Indian F&O markets have distinct risk zones throughout the day. The opening 30 minutes (9:15–9:45) are highly volatile. The afternoon session (12:00–2:00 PM) is often slow with false breakouts. The last hour before expiry (2:30–3:30 PM) is extremely dangerous for options buyers. Most experienced traders avoid trading after a certain time — but in the heat of the moment, they still do it. TradeGuard's time-based kill switch makes the cutoff automatic and absolute.
First 30 minutes have the widest spreads and most erratic moves. Many traders set a "no trading before 9:45" rule to let the market settle.
On expiry day, near-the-money options start rapid time decay. This is when most retail buyers get wiped — stop buying options here on expiry days.
Institutions squaring off positions create artificial moves. Options can move 10–100× in minutes then reverse completely. Experienced traders rarely enter new positions here.
The final 15 minutes on expiry day are the most volatile in Indian markets. Near-zero time-value options swing by hundreds of percent on single points of index movement.
Set a cutoff time in your TradeGuard rules — e.g. "Stop trading after 1:30 PM." When the clock reaches that time, the kill switch fires automatically regardless of your P&L or trade count. Open positions may be squared off depending on your settings.

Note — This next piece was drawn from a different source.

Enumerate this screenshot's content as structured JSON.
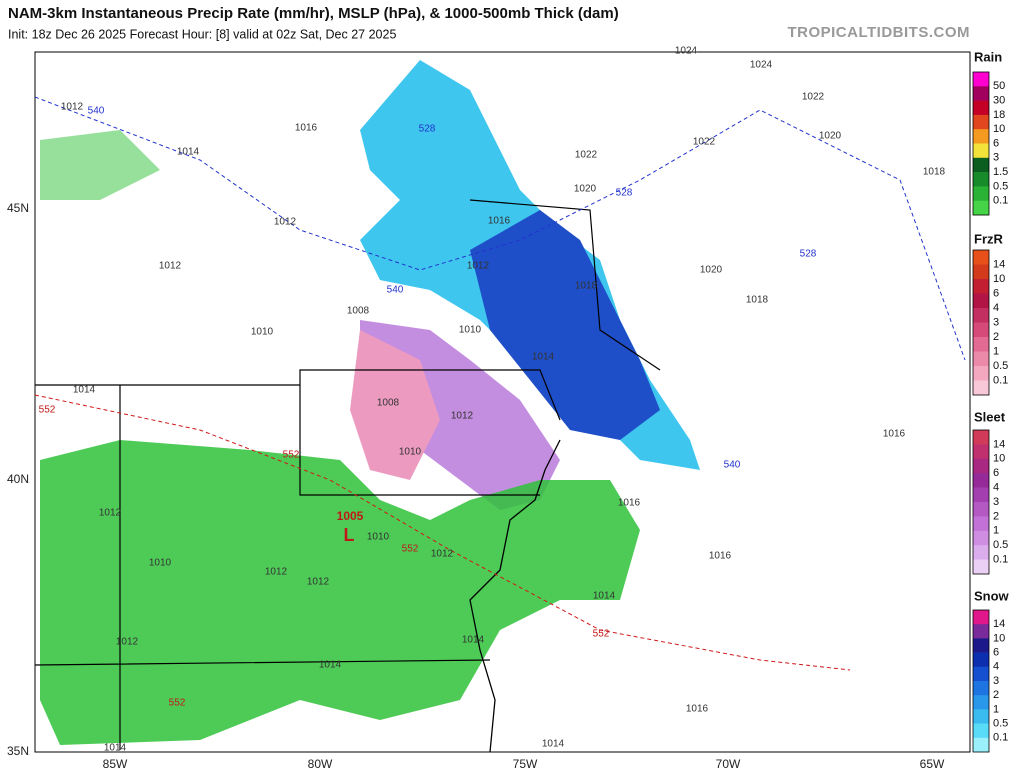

Weekly expiry (Thursday for BankNifty, Wednesday for Nifty) is the most common day for retail accounts to blow up. The time-based kill switch is especially powerful here — set a cutoff at 1:00 PM or 1:30 PM on expiry days and completely skip the gamma-zone madness of 2:30–3:30 PM.
Many traders have other commitments — jobs, meetings, family. A time-based cutoff ensures that even if you're distracted by other activities, the monitoring stays active and no accidental trades slip through during inattentive hours.